Мы расположились на ковре, зажгли свечку. Иван принес на подносе желтый китайский чай и пиалы, а свечку переставил за ширму с красными и синими стеклами. Свет стал красным и синим. Громко тикают дедушкины часы. Иван включил проигрыватель и поставил средневековую европейскую музыку, очень неожиданную по звучанию: если не знать, заподозришь скорее Среднюю Азию или Закавказье.
– Да? Ты заметил? Совершенно восточные мелодии. Вообще, на многое начинаешь смотреть иначе. На наших впечатлениях как слой жира, как навар на котле лежит девятнадцатый век. А он был бездарен во всех отношениях. Кроме, пожалуй, литературы.
– А разве так бывает? Разве так может быть, что кругом бездарен, а где-то одарен? Может, мы не понимаем этот век или не понимаем, что такое литература? Если говорить о литературе именно середины, второй половины девятнадцатого века, то и ее не миновали общие черты времени – тяжелодумная пытливость и какая-то массивная, но в то же время рыхлая основательность. Мы этого почти не чувствуем, потому что не знали другого. Или почти не знали. Может, потому и Пушкин нам один свет в окошке, что это окошко и в восемнадцатый век, и в другую литературу. Которой мы по существу не видели, но знаем, что где-то все это есть – и стремительная точность, ясность на грани исчезновения, и летучее, неуловимое изящество…
Пластинка кончилась. Иван сделал на конверте значок для памяти. Потом заиграл на дудочке, и станина разобранного рояля отозвалась легким гармоническим дребезжанием.
– Вера в Бога – это самоотречение.
– Кто это сказал? Кому оно нужно, это самоотречение? Богу? Во имя чего?
– Во имя Бога.
– Но какой смысл в том, чтобы отказываться от себя, умирать раньше времени?

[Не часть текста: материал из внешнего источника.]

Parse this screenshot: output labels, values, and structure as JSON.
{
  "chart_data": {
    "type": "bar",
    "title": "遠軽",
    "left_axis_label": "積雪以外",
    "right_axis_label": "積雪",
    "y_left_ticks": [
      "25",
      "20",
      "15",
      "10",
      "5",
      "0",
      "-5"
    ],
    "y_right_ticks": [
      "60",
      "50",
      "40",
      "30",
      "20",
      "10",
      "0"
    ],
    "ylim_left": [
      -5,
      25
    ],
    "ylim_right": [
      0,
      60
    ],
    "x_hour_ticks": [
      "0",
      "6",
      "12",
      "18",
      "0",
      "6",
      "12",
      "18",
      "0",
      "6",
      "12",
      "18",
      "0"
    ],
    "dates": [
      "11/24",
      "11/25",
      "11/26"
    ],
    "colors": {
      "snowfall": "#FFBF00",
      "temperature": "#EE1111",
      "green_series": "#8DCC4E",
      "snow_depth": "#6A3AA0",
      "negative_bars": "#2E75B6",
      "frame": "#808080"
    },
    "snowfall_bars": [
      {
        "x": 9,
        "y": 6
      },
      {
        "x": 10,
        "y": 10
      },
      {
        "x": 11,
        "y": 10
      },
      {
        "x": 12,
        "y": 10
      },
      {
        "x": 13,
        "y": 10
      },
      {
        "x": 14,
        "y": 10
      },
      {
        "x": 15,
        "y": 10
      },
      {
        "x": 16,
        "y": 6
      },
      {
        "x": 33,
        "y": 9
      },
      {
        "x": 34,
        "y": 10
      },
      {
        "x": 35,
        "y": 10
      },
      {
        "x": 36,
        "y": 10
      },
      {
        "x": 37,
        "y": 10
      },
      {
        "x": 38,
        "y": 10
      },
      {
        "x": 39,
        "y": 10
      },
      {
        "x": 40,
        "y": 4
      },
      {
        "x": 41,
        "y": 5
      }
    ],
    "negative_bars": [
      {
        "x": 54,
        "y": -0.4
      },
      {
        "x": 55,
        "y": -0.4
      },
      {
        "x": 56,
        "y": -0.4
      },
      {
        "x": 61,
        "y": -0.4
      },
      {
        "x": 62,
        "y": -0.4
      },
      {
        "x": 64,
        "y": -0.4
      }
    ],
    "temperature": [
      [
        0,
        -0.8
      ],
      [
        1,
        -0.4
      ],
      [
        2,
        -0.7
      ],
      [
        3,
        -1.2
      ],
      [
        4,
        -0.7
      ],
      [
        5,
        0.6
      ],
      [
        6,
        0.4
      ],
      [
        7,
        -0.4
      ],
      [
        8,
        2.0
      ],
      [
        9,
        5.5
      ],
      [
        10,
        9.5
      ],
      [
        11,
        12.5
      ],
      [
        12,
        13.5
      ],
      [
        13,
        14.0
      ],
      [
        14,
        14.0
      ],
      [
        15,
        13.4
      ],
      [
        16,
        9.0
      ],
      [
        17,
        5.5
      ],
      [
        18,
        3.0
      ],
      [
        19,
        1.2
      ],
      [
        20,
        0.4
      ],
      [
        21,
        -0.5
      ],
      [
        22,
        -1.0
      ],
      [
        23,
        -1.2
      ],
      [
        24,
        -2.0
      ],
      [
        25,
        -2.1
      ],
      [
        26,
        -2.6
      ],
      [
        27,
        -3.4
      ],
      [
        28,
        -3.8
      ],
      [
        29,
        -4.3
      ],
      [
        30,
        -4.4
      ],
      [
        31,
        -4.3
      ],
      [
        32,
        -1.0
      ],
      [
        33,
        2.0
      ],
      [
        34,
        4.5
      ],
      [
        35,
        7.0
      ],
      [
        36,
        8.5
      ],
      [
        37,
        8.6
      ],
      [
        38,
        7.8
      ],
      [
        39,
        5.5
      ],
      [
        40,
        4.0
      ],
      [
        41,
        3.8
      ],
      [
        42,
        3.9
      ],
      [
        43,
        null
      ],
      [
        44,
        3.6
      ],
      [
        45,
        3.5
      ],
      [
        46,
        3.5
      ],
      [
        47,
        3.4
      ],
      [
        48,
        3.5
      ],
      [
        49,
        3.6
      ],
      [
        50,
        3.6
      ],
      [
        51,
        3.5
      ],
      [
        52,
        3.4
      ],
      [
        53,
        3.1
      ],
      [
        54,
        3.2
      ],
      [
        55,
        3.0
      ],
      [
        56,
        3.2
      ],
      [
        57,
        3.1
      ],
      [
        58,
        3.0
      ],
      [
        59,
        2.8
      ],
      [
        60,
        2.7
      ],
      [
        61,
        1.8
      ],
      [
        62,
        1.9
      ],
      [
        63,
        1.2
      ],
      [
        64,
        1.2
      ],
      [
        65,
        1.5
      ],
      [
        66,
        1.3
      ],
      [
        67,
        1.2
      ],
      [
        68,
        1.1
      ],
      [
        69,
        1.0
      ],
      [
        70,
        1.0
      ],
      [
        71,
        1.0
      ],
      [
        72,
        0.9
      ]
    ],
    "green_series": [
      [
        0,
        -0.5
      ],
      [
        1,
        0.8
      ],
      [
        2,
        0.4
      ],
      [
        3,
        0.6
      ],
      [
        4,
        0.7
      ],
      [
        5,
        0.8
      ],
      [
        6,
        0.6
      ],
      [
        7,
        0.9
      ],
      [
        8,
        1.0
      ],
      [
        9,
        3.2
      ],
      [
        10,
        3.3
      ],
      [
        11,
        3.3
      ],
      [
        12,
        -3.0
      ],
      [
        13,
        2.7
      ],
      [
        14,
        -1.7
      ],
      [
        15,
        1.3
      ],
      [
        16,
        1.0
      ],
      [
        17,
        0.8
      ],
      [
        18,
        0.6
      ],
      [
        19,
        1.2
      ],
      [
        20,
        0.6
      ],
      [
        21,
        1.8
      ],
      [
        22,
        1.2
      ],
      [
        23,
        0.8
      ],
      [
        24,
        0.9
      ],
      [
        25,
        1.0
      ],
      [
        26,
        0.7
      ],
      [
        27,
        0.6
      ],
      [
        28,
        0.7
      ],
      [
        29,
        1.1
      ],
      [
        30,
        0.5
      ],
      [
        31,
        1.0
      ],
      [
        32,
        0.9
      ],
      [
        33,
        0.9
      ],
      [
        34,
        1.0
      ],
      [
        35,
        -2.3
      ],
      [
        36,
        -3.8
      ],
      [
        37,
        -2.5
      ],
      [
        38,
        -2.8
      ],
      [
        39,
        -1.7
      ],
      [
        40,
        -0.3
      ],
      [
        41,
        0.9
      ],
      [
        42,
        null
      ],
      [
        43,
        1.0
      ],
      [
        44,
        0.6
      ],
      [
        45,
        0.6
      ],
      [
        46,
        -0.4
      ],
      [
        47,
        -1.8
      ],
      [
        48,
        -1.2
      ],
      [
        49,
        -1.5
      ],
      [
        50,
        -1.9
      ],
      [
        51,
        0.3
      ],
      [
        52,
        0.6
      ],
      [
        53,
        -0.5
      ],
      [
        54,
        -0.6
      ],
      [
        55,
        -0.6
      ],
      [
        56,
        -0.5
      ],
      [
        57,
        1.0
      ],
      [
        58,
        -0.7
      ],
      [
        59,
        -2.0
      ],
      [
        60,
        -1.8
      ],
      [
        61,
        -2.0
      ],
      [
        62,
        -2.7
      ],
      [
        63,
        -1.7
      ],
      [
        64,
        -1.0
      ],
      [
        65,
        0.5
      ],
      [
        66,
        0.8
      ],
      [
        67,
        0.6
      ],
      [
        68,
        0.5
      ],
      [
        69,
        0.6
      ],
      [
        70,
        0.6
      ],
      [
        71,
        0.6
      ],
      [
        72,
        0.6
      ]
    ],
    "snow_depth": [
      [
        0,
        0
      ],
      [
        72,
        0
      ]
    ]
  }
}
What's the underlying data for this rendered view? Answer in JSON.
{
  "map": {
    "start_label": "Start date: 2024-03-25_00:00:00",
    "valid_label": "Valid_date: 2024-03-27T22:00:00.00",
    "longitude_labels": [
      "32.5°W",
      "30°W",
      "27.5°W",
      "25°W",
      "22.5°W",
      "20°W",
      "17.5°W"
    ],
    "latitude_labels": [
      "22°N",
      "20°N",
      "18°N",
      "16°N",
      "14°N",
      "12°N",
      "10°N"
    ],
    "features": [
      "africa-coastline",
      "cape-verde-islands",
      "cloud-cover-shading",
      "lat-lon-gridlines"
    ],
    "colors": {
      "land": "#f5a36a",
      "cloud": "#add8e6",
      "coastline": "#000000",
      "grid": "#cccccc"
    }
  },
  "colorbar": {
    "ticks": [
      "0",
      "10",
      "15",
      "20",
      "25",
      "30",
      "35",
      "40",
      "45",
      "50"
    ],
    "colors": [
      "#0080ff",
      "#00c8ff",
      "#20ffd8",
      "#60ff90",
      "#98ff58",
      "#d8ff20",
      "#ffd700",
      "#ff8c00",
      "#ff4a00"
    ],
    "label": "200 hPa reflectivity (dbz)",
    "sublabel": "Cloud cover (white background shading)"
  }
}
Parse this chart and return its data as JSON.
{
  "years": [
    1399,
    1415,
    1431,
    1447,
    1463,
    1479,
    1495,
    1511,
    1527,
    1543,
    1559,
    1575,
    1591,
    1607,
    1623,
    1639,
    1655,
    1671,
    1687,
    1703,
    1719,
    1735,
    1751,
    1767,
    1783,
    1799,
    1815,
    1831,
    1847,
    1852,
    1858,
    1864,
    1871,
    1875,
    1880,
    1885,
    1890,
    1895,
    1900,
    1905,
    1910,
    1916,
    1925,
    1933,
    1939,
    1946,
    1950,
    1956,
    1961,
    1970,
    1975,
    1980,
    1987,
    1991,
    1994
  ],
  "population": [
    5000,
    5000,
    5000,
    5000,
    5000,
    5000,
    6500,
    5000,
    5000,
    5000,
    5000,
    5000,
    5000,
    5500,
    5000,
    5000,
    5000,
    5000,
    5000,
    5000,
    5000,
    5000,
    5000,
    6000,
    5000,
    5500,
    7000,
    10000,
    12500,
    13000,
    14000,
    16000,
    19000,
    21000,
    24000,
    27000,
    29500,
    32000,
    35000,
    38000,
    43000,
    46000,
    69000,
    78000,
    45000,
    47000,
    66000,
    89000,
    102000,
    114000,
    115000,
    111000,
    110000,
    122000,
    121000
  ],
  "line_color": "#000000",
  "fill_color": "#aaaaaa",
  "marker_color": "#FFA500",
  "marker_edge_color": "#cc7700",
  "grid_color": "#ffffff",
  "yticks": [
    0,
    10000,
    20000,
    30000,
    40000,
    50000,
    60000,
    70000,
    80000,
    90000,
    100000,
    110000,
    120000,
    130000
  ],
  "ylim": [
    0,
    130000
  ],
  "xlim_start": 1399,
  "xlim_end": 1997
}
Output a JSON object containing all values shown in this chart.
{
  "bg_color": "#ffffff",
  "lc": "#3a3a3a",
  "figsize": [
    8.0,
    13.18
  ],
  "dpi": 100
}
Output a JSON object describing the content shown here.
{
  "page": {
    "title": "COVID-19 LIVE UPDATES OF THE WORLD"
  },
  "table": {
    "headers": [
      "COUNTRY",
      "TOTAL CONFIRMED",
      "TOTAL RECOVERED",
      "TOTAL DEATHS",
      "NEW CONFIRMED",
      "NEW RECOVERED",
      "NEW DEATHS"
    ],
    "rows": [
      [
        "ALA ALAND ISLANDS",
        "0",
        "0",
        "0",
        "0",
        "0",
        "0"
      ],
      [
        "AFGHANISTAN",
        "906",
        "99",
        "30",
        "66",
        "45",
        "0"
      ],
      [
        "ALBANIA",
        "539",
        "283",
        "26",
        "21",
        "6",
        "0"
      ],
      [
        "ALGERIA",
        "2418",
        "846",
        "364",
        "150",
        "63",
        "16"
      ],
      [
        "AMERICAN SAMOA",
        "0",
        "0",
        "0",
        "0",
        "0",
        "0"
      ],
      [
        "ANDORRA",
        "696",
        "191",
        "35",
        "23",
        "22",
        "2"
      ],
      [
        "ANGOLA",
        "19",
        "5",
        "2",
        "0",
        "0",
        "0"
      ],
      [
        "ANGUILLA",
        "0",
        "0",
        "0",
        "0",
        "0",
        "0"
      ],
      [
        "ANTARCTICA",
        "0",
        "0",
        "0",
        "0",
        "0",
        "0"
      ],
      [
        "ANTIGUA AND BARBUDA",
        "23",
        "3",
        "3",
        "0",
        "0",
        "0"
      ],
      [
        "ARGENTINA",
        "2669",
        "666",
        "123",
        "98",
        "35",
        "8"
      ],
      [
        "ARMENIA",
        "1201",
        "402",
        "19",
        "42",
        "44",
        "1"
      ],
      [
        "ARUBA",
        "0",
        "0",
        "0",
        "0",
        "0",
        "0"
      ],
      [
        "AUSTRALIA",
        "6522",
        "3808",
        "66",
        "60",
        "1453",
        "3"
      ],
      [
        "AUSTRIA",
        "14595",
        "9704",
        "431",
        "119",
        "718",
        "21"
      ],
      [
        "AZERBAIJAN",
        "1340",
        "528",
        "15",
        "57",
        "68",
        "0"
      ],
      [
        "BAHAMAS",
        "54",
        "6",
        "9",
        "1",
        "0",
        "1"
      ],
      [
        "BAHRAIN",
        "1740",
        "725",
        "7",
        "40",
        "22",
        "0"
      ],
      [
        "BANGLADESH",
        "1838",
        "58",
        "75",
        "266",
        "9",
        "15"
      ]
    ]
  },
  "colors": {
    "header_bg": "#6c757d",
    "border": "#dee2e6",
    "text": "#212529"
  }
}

– Но ведь смерти нет. Ты не отказываешься от жизни, наоборот – готовишь себя к будущей жизни. Без этого Бог – просто начальство.
А наутро звонок: «Ты не хочешь выпить?» Чуть больше, чем искупаться в проруби. Да и спал всего три часа.
– Ну, я-то вообще не спал. Ладно, тебя сейчас, конечно, начнет мучить совесть и все такое. Пока!
И опять короткие гудки.
Дудочки
Все происходило постепенно, а началось с желания проскочить в застолье фазу разговора и поскорее выйти в чистый кайф: игру на дудочках, слушание музыки. Поначалу я очень удивлялся этим превращениям.
Дудочки делались из бамбуковых палок, а те продавались в «Детском мире» как карнизы для штор и стоили копейки. Иван и Витя приходили с целыми охапками таких самодельных дудок и начинали по очереди опробовать каждую. Испытания (в обоих смыслах) затягивались надолго, иногда занимали весь вечер. Потом обнаружилось, что в принципе гудит любая труба, и началась эпоха экспериментов. Металл звучал глухо, заунывно, но технические трубы из пластика давали низкий глубокий звук, и тем глубже, чем длиннее труба. Только занести в дом такой инструмент было непросто.